Long Road to Recovery

Some of the country's more remote regions may have to wait years before their battered roads are repaired.

Long Road to Recovery

Some of the country's more remote regions may have to wait years before their battered roads are repaired.

Wednesday, 2 March, 2005

A number of Afghanistan's crumbling roads are finally being rebuilt after long delays that have caused a series of problems for the Karzai government.


But the projects are facing a race against time as the bitter winter sets in and public dissatisfaction grows.


A total of 5,600 km of repairs are planned for main highways over the next three years, and a number of additional, smaller roads also need to be rebuilt.


Asadullah Naseri, planning president of the public works ministry, told IWPR that at an average cost of 140,000 US dollars per km, the bill will come to 920 million dollars. Yet foreign governments have pledged less than half that amount for road construction costs.


Roads are the threads which will tie Afghanistan's many redevelopment programmes - security, trade, agriculture, health care, employment, environment and border control - together.


Public works minister Abdullah Ali said that the surveying, grading and levelling of several major roads from Kabul, including the Salang Tunnel, has already begun, and that paving will commence in the spring.


But just as importantly, the employment and visible progress that comes with the reconstruction of roads will boost political support for Karzai's government.


Around 2,000 workers will be employed on the single biggest project, the Kabul-Kandahar-Herat road, which rings the southern half of the country. They will earn an average of 100,000 afghanis - two dollars - a day. The project began last month and will take around three years to complete.


Ali said the ministry is also working on the roads between Kabul-Jalalabad, Kabul-Herat, and Kandahar-Spinboldak, as well as the reconstruction of the Salang Tunnel.


But Naseri complained that the ministry has had no income since Karzai cancelled road tolls in an attempt to encourage trade, and that it could do the work more far more efficiently than the international companies contracted for the jobs.


"The ministry of public works has 70 years of experience in road-building. If the donors give money us, we can rebuild the roads very well," he said.


"The World Bank has given Afghanistan Aid Coordination Agency 4.9 million dollars for the Salang Tunnel, but if we were given half of this money we would have rebuilt it better and faster."


The World Bank funding will also pay for the cost of keeping the Kabul-Salang road open during the winter to enable work on the tunnel.


Ali told IWPR that the 250 million dollar Kabul-Kandahar-Herat project is being funded by Saudi Arabia, Japan and the United States, the former two paying 50 million each and the latter 80 million. Italy is funding the Kabul-Bamyan section of the Kabul-Maidan-Bamyan-Herat road with a 15 million dollar package.


Japan has donated 15 million dollars via the Asian Development Bank for the Kandahar-Spinboldak road, while the World Bank has also donated a certain amount, and the European Union has pledged an unspecified package for the Kabul-Jalalabad highway.


However, many other places may have to wait years for improved highways. The impoverished Badakhshan province, a remote corner of north-east Afghanistan, has no real roads. The journey to the provincial capital, Faizabad city, can take several days, and people in the province carry most of their things by donkeys.

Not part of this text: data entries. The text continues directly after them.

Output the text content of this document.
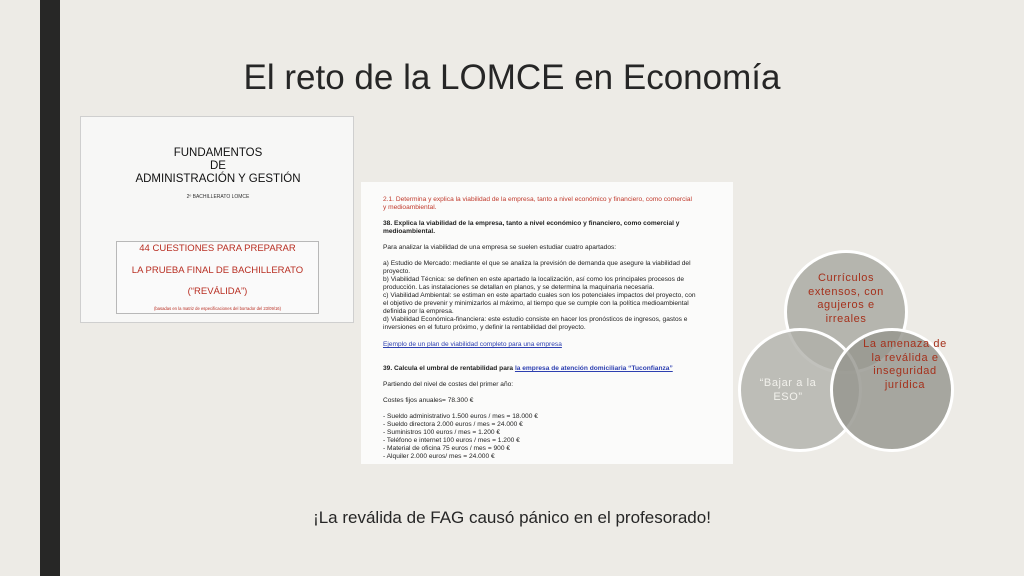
El reto de la LOMCE en Economía
FUNDAMENTOS
DE
ADMINISTRACIÓN Y GESTIÓN
2º BACHILLERATO LOMCE
44 CUESTIONES PARA PREPARAR
LA PRUEBA FINAL DE BACHILLERATO
(“REVÁLIDA”)
(basadas en la matriz de especificaciones del borrador del 23/09/16)
2.1. Determina y explica la viabilidad de la empresa, tanto a nivel económico y financiero, como comercial
y medioambiental.
38. Explica la viabilidad de la empresa, tanto a nivel económico y financiero, como comercial y
medioambiental.
Para analizar la viabilidad de una empresa se suelen estudiar cuatro apartados:
a) Estudio de Mercado: mediante el que se analiza la previsión de demanda que asegure la viabilidad del
proyecto.
b) Viabilidad Técnica: se definen en este apartado la localización, así como los principales procesos de
producción. Las instalaciones se detallan en planos, y se determina la maquinaria necesaria.
c) Viabilidad Ambiental: se estiman en este apartado cuales son los potenciales impactos del proyecto, con
el objetivo de prevenir y minimizarlos al máximo, al tiempo que se cumple con la política medioambiental
definida por la empresa.
d) Viabilidad Económica-financiera: este estudio consiste en hacer los pronósticos de ingresos, gastos e
inversiones en el futuro próximo, y definir la rentabilidad del proyecto.
Ejemplo de un plan de viabilidad completo para una empresa
39. Calcula el umbral de rentabilidad para la empresa de atención domiciliaria “Tuconfianza”
Partiendo del nivel de costes del primer año:
Costes fijos anuales= 78.300 €
- Sueldo administrativo 1.500 euros / mes = 18.000 €
- Sueldo directora 2.000 euros / mes = 24.000 €
- Suministros 100 euros / mes = 1.200 €
- Teléfono e internet 100 euros / mes = 1.200 €
- Material de oficina 75 euros / mes = 900 €
- Alquiler 2.000 euros/ mes = 24.000 €
Currículos extensos, con agujeros e irreales
“Bajar a la ESO”
La amenaza de la reválida e inseguridad jurídica
¡La reválida de FAG causó pánico en el profesorado!
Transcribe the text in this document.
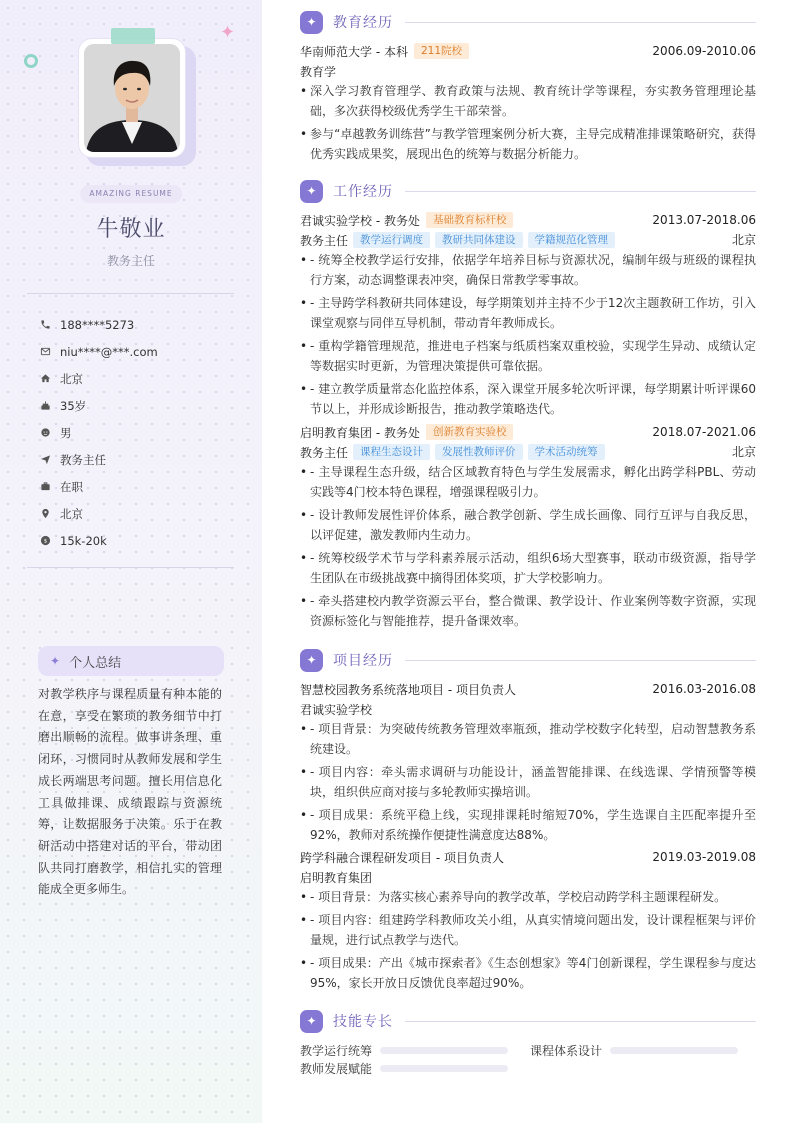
✦
AMAZING RESUME
牛敬业
教务主任
188****5273
niu****@***.com
北京
35岁
男
教务主任
在职
北京
$ 15k-20k
✦ 个人总结

对教学秩序与课程质量有种本能的在意，享受在繁琐的教务细节中打磨出顺畅的流程。做事讲条理、重闭环，习惯同时从教师发展和学生成长两端思考问题。擅长用信息化工具做排课、成绩跟踪与资源统筹，让数据服务于决策。乐于在教研活动中搭建对话的平台，带动团队共同打磨教学，相信扎实的管理能成全更多师生。

✦	教育经历
华南师范大学 - 本科	211院校	2006.09-2010.06
教育学
• 深入学习教育管理学、教育政策与法规、教育统计学等课程，夯实教务管理理论基础，多次获得校级优秀学生干部荣誉。
• 参与“卓越教务训练营”与教学管理案例分析大赛，主导完成精准排课策略研究，获得优秀实践成果奖，展现出色的统筹与数据分析能力。
✦	工作经历
君诚实验学校 - 教务处	基础教育标杆校	2013.07-2018.06
教务主任	教学运行调度	教研共同体建设	学籍规范化管理	北京
• - 统筹全校教学运行安排，依据学年培养目标与资源状况，编制年级与班级的课程执行方案，动态调整课表冲突，确保日常教学零事故。
• - 主导跨学科教研共同体建设，每学期策划并主持不少于12次主题教研工作坊，引入课堂观察与同伴互导机制，带动青年教师成长。
• - 重构学籍管理规范，推进电子档案与纸质档案双重校验，实现学生异动、成绩认定等数据实时更新，为管理决策提供可靠依据。
• - 建立教学质量常态化监控体系，深入课堂开展多轮次听评课，每学期累计听评课60节以上，并形成诊断报告，推动教学策略迭代。
启明教育集团 - 教务处	创新教育实验校	2018.07-2021.06
教务主任	课程生态设计	发展性教师评价	学术活动统筹	北京
• - 主导课程生态升级，结合区域教育特色与学生发展需求，孵化出跨学科PBL、劳动实践等4门校本特色课程，增强课程吸引力。
• - 设计教师发展性评价体系，融合教学创新、学生成长画像、同行互评与自我反思，以评促建，激发教师内生动力。
• - 统筹校级学术节与学科素养展示活动，组织6场大型赛事，联动市级资源，指导学生团队在市级挑战赛中摘得团体奖项，扩大学校影响力。
• - 牵头搭建校内教学资源云平台，整合微课、教学设计、作业案例等数字资源，实现资源标签化与智能推荐，提升备课效率。
✦	项目经历
智慧校园教务系统落地项目 - 项目负责人	2016.03-2016.08
君诚实验学校
• - 项目背景：为突破传统教务管理效率瓶颈，推动学校数字化转型，启动智慧教务系统建设。
• - 项目内容：牵头需求调研与功能设计，涵盖智能排课、在线选课、学情预警等模块，组织供应商对接与多轮教师实操培训。
• - 项目成果：系统平稳上线，实现排课耗时缩短70%，学生选课自主匹配率提升至92%，教师对系统操作便捷性满意度达88%。
跨学科融合课程研发项目 - 项目负责人	2019.03-2019.08
启明教育集团
• - 项目背景：为落实核心素养导向的教学改革，学校启动跨学科主题课程研发。
• - 项目内容：组建跨学科教师攻关小组，从真实情境问题出发，设计课程框架与评价量规，进行试点教学与迭代。
• - 项目成果：产出《城市探索者》《生态创想家》等4门创新课程，学生课程参与度达95%，家长开放日反馈优良率超过90%。
✦	技能专长
教学运行统筹	课程体系设计
教师发展赋能
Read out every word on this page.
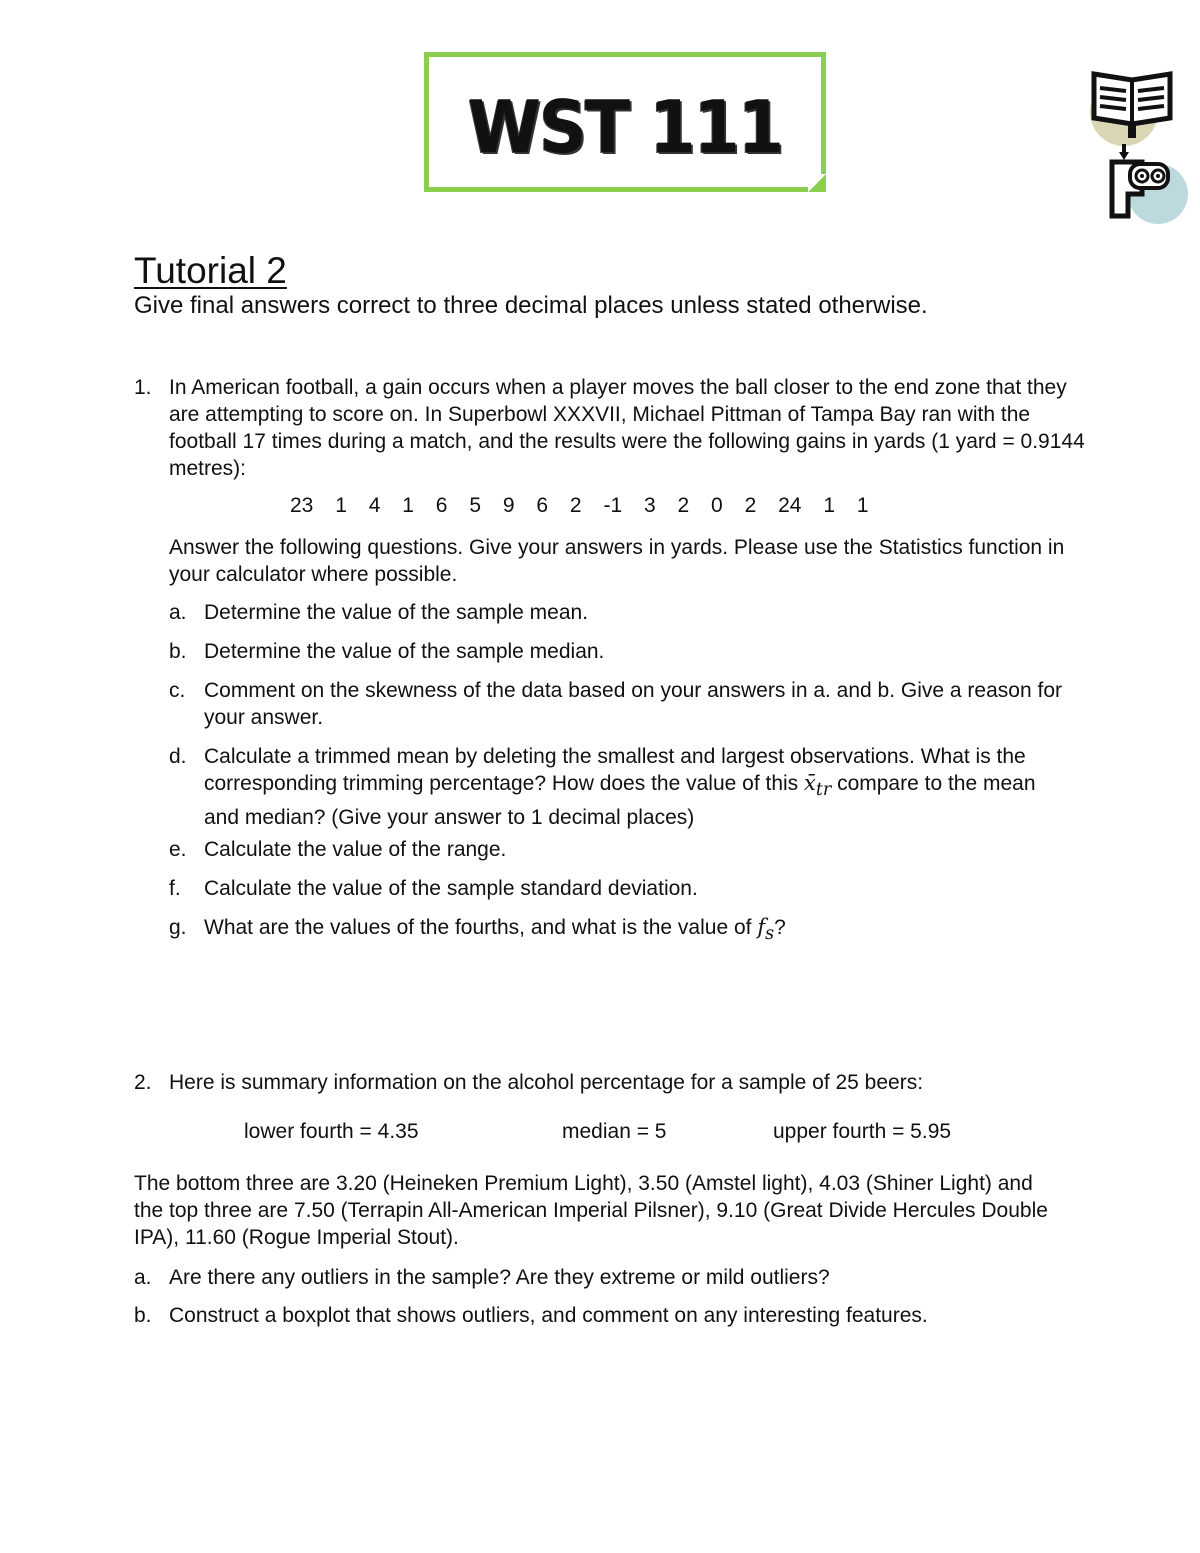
WST 111
Tutorial 2
Give final answers correct to three decimal places unless stated otherwise.
1. In American football, a gain occurs when a player moves the ball closer to the end zone that they are attempting to score on. In Superbowl XXXVII, Michael Pittman of Tampa Bay ran with the football 17 times during a match, and the results were the following gains in yards (1 yard = 0.9144 metres):
23 1 4 1 6 5 9 6 2 -1 3 2 0 2 24 1 1
Answer the following questions. Give your answers in yards. Please use the Statistics function in your calculator where possible.
a. Determine the value of the sample mean.
b. Determine the value of the sample median.
c. Comment on the skewness of the data based on your answers in a. and b. Give a reason for your answer.
d. Calculate a trimmed mean by deleting the smallest and largest observations. What is the corresponding trimming percentage? How does the value of this $x̄_{tr}$ compare to the mean and median? (Give your answer to 1 decimal places)
e. Calculate the value of the range.
f. Calculate the value of the sample standard deviation.
g. What are the values of the fourths, and what is the value of $f_s$?
2. Here is summary information on the alcohol percentage for a sample of 25 beers:
lower fourth = 4.35	median = 5	upper fourth = 5.95
The bottom three are 3.20 (Heineken Premium Light), 3.50 (Amstel light), 4.03 (Shiner Light) and the top three are 7.50 (Terrapin All-American Imperial Pilsner), 9.10 (Great Divide Hercules Double IPA), 11.60 (Rogue Imperial Stout).
a. Are there any outliers in the sample? Are they extreme or mild outliers?
b. Construct a boxplot that shows outliers, and comment on any interesting features.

Dr Mohammad Akbar, deputy director of the local public health department, said there have been hundreds of accidents - many of them fatal - on the main road. "Humanitarian organisations have repaired some parts of the Badakhshan road, but the government has not carried out any reconstruction work yet," he said.


Jamshed, a driver on the road between Badakhshan and Takhar, finds his job frightening and says serious accidents are common.


"I have seen some traffic accidents with my own eyes on this route," he said. "A few days ago, a Kamaz truck [a large Russian transport vehicle] fell down a riverbank in the Qarakamar region. Four people died and two were injured."


Unicef employee Nafeesa said, "The destroyed road is a huge problem. Badakhshan is a mountainous province and its peaks are covered with snow most seasons of the year. Travel is very difficult which is why Badakhshi people have a lot of economic problems and are living in poverty."


Governor of Badakhshan, Sayed Mohammad Amin Tareq, said, "During Loya Jirga, we requested that the government build roads in Badakhshan. Karzai has promised ones from Takhar to the Ishkashem region of Badakhshan and from Faizabad city to Anjuman highway.


"The president has sent delegations to Faizabad many times and they have done their surveys, but the actual work has not yet begun."


Shoib Safi is an independent journalist in Kabul.